My question is that, if the disjoint union of $A_1,A_2$ exists in $C$, then why can’t we take it to be the limit, with the morphisms required by the limit to be the selection of elements of certain indices in the disjoint union?

Solution 1:

Paolo is saying that by definition, this limit is the product. In principle, the limit could be naturally isomorphic to the coproduct (and indeed, in the case of Abelian categories like the category of Abelian groups, this is exactly what happens).

Let's recall that the definition of the limit of a diagram $F : I \to C$ is some object $X \in C$, together with a natural transformation $\pi : \Delta X \to F$, such that for any object $Y \in C$ and any natural transformations $\tau : \Delta Y \to F$, there exists a unique $f : Y \to X$ such that $\tau = \pi \circ \Delta f$. Here, $\Delta : C \to C^I$ is the diagonal functor.

Now, we should unpack this definition.

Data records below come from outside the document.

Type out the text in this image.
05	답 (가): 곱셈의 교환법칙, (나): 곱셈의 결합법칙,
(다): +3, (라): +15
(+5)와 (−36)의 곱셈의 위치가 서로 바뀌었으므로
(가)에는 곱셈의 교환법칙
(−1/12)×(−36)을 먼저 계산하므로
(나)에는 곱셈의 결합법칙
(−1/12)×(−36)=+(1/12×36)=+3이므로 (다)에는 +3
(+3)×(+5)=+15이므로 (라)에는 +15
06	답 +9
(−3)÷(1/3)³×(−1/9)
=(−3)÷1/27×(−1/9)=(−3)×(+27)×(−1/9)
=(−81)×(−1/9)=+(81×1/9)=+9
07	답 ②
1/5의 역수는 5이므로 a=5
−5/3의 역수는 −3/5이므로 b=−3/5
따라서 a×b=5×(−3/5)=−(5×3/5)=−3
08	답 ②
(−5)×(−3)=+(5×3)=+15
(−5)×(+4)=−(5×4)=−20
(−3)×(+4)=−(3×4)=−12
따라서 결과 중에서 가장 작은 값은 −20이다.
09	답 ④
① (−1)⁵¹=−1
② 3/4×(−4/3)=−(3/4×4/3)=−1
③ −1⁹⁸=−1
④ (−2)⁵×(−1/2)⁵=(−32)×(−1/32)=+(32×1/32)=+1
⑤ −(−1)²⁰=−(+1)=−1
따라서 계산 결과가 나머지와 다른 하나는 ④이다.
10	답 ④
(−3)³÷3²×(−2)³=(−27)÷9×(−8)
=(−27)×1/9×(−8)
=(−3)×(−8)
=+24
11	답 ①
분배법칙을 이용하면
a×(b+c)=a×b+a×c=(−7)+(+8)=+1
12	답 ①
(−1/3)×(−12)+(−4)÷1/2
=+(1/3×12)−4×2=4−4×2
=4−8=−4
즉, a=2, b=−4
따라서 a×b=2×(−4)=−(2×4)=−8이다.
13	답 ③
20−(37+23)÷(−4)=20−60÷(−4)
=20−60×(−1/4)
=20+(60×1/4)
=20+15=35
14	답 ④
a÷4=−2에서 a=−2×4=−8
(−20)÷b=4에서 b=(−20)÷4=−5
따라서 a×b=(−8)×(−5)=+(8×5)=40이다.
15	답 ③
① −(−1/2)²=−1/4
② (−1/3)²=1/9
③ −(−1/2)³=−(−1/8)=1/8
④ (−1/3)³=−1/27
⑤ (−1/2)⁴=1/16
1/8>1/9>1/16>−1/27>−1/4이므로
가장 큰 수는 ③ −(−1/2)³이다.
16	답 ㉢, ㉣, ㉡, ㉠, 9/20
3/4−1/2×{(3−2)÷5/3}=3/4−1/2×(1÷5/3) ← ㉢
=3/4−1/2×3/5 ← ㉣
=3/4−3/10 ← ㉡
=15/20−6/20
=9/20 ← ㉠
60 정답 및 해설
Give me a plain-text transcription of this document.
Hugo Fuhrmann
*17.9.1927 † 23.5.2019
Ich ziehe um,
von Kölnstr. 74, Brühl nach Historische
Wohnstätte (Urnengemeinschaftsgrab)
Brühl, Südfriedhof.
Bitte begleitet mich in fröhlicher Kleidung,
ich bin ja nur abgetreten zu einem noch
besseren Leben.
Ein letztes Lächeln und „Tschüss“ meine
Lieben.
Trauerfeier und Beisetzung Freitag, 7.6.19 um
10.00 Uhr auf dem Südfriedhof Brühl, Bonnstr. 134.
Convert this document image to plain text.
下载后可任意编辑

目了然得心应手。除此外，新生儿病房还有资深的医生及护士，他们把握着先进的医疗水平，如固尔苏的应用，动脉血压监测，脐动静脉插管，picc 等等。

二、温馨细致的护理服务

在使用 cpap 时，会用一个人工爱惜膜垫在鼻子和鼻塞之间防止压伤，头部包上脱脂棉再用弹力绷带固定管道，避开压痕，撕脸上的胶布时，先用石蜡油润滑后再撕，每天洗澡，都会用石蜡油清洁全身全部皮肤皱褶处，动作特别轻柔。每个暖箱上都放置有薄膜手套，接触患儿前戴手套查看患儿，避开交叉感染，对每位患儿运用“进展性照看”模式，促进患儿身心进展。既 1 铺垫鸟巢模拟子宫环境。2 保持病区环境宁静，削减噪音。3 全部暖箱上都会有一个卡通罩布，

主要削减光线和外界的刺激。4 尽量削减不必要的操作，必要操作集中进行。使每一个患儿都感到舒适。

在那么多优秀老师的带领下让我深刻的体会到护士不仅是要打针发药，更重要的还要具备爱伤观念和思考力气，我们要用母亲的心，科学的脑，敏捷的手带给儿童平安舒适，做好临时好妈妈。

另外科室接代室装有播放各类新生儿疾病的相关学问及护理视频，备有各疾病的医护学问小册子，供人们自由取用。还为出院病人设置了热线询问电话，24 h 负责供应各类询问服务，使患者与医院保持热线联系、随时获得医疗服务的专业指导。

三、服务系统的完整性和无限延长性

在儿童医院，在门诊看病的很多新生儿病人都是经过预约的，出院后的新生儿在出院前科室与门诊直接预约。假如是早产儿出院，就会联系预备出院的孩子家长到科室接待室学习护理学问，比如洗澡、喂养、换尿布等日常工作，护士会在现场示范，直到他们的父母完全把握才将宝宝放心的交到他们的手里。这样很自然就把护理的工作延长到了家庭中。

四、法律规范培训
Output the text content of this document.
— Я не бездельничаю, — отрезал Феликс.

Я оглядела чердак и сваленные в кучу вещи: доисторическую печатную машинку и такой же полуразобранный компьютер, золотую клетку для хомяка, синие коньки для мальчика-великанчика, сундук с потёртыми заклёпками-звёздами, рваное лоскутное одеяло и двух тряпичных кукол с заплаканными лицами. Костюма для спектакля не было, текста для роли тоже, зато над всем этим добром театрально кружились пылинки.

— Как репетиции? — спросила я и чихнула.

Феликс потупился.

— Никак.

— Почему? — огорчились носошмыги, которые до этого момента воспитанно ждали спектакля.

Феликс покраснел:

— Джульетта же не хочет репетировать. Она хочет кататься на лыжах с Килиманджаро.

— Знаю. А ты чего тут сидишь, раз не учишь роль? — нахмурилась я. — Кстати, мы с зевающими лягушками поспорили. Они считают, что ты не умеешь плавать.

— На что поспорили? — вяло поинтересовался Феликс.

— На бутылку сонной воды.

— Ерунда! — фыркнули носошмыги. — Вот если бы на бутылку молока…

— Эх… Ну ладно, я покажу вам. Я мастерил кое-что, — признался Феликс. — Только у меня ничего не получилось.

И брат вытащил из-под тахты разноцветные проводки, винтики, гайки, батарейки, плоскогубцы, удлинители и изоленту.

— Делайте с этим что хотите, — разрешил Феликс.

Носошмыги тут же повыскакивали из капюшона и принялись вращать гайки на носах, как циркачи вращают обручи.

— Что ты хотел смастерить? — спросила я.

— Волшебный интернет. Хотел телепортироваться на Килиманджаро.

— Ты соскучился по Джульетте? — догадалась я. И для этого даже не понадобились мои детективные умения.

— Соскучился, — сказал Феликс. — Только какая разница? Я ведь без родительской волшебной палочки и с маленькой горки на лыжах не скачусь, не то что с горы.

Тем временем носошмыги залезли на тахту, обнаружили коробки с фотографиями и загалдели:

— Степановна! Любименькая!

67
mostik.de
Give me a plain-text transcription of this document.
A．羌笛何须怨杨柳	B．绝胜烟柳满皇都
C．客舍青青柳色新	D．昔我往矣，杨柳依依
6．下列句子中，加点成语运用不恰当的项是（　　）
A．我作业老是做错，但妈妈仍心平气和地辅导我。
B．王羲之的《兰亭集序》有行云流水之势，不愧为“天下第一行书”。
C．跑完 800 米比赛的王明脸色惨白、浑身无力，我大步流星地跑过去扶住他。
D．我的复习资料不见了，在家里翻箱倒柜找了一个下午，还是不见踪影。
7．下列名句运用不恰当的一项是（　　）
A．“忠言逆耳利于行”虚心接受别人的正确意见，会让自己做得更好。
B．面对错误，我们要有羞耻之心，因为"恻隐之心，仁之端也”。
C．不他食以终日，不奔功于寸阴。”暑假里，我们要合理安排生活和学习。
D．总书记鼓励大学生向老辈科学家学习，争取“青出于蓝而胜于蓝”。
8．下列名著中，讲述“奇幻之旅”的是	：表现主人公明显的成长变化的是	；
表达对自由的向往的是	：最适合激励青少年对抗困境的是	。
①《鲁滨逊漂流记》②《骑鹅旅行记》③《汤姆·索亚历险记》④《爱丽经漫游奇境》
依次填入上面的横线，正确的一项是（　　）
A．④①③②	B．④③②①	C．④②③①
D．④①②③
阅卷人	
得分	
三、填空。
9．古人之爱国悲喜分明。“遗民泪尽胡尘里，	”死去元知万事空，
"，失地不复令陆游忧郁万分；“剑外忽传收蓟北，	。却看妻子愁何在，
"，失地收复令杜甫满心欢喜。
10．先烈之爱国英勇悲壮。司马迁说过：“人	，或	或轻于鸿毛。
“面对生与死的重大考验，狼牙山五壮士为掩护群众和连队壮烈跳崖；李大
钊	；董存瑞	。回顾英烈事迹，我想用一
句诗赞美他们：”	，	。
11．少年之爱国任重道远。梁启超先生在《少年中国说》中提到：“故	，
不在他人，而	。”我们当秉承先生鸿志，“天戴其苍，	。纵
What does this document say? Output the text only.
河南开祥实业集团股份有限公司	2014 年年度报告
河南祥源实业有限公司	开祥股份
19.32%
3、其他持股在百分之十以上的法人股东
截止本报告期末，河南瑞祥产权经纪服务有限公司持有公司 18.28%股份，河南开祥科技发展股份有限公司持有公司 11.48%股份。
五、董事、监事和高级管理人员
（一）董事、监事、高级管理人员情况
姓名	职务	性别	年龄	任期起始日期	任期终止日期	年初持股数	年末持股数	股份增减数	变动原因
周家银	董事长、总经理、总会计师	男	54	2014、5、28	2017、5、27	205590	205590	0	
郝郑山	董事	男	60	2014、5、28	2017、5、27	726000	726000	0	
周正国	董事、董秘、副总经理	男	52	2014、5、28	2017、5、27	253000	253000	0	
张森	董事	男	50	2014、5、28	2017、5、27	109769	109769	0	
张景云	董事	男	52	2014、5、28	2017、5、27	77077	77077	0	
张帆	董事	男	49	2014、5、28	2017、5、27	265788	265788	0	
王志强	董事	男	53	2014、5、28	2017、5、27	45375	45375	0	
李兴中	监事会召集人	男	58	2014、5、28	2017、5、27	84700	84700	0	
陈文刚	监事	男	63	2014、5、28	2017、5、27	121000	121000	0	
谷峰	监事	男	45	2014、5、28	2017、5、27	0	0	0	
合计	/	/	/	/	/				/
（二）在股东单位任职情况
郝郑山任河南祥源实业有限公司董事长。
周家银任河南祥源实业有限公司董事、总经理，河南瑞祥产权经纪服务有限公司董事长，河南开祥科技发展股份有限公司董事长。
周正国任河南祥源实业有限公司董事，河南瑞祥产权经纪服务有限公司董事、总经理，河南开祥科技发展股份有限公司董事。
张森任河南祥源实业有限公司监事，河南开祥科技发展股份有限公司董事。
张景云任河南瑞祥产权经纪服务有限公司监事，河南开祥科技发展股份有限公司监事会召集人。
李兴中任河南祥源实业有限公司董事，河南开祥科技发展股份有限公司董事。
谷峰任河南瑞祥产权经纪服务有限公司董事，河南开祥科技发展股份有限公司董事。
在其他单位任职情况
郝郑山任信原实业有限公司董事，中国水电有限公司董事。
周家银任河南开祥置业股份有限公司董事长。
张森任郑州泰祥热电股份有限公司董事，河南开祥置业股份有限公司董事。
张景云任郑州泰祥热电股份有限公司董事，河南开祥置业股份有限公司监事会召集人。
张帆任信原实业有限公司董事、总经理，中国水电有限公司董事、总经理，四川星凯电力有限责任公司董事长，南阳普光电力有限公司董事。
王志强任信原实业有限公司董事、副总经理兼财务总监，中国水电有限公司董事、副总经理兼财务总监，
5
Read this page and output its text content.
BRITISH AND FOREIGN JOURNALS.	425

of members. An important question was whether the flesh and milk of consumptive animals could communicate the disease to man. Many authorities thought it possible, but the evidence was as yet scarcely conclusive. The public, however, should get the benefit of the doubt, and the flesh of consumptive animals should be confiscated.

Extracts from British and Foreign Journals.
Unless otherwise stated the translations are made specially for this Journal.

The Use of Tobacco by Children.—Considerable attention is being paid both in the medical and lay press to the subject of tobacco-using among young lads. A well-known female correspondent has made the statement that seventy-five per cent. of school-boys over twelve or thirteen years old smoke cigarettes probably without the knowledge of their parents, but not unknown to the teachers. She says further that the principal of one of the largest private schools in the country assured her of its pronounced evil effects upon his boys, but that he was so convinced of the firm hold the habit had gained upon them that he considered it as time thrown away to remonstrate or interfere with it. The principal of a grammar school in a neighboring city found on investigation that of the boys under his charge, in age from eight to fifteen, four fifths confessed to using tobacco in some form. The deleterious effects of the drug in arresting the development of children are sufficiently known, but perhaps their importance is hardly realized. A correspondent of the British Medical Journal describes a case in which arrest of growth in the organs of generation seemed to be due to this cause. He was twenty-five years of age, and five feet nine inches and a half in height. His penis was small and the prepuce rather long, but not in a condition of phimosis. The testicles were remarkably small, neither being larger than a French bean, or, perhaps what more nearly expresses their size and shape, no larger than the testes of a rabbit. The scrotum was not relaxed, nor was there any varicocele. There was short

A natural transformation $\pi : \Delta X \to \alpha$ consists of an arrow $\pi_1 : (\Delta X)(1) \to \alpha(1)$ and an arrow $\pi_2 : (\Delta X)(2) \to \alpha(2)$ - that is, an arrow $\pi_1 : X \to A_1$ and another arrow $\pi_2 : X \to A_2$. So the limit of $\alpha$ is an object $X \in C$, together with arrows $\pi_1 : X \to A_1$ and $\pi_2 : X \to A_2$, such that for all $Y \in C$, for all arrows $\tau_1 : Y \to A_1$ and $\tau_2 : Y \to A_2$, there is a unique $f : Y \to X$ such that $\tau_1 = f \circ \pi_1$ and $\tau_2 = f \circ \pi_2$.

But the above is exactly the definition of the product of $A_1$ and $A_2$.